Before the English-Narragansett war, the Podunk seemed to have had a peaceful relationship with colonists. Until about 1675 they lived nearby. However, the English restricted the Podunk in many ways. Smiths were not to work for the Podunk, and none but licensed traders were to buy their corn, beaver, venison, or timber. The English forbade any trade in arms, horses, dogs, or boats, or in "dangerous" supplies, such as cider or alcohol.

The Podunk were forbidden to enter English houses or handle the weapons of the settlers, nor were they to bring their own guns into the towns. If found in the English colony at night, they were at risk of arrest by a guard, or of being shot if they had a conflict. The Podunk were not allowed to harbor outsiders in their villages. In 1653 the English ordered them to give up their arms to prove their loyalty.

In 1657, a dispute between the Podunks and both the Mohegans and Tunxis surrounding the murder of a "Connecticut sagamore," seems to have led to the outbreak of a war against Uncas, sachem of the Mohegans, where the Podunks were aided by the Pocomtuc.
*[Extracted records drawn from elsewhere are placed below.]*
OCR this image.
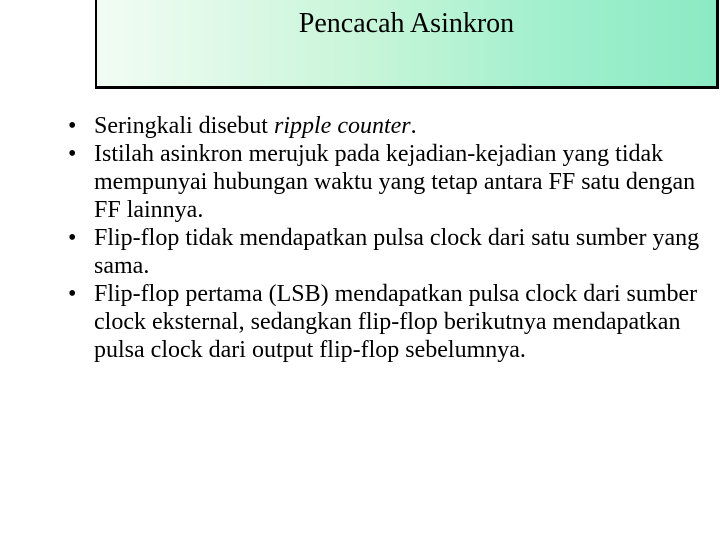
Pencacah Asinkron
• Seringkali disebut ripple counter.
• Istilah asinkron merujuk pada kejadian-kejadian yang tidak mempunyai hubungan waktu yang tetap antara FF satu dengan FF lainnya.
• Flip-flop tidak mendapatkan pulsa clock dari satu sumber yang sama.
• Flip-flop pertama (LSB) mendapatkan pulsa clock dari sumber clock eksternal, sedangkan flip-flop berikutnya mendapatkan pulsa clock dari output flip-flop sebelumnya.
In 1659, Thomas Burnham (1617–1688) purchased the tract of land now covered by the towns of South Windsor and East Hartford from Tantinomo. "Fort Hill" is probably the fort to which "one-eyed" Tantinomo withdrew at the time of his quarrel with chiefs Uncas and Sequassen in 1665, when the English unsuccessfully attempted arbitration between them.

The Podunks briefly fought in the 1675–76 King Philip's War, in which most of their fighting men died. After Metacomet (Wampanoag), also known as King Philip, was killed, the surviving Podunk dispersed. Most merged into the Pequot, while others joined the Poquonoc, Suckiag, and Tunxis. English colonists claimed their former lands.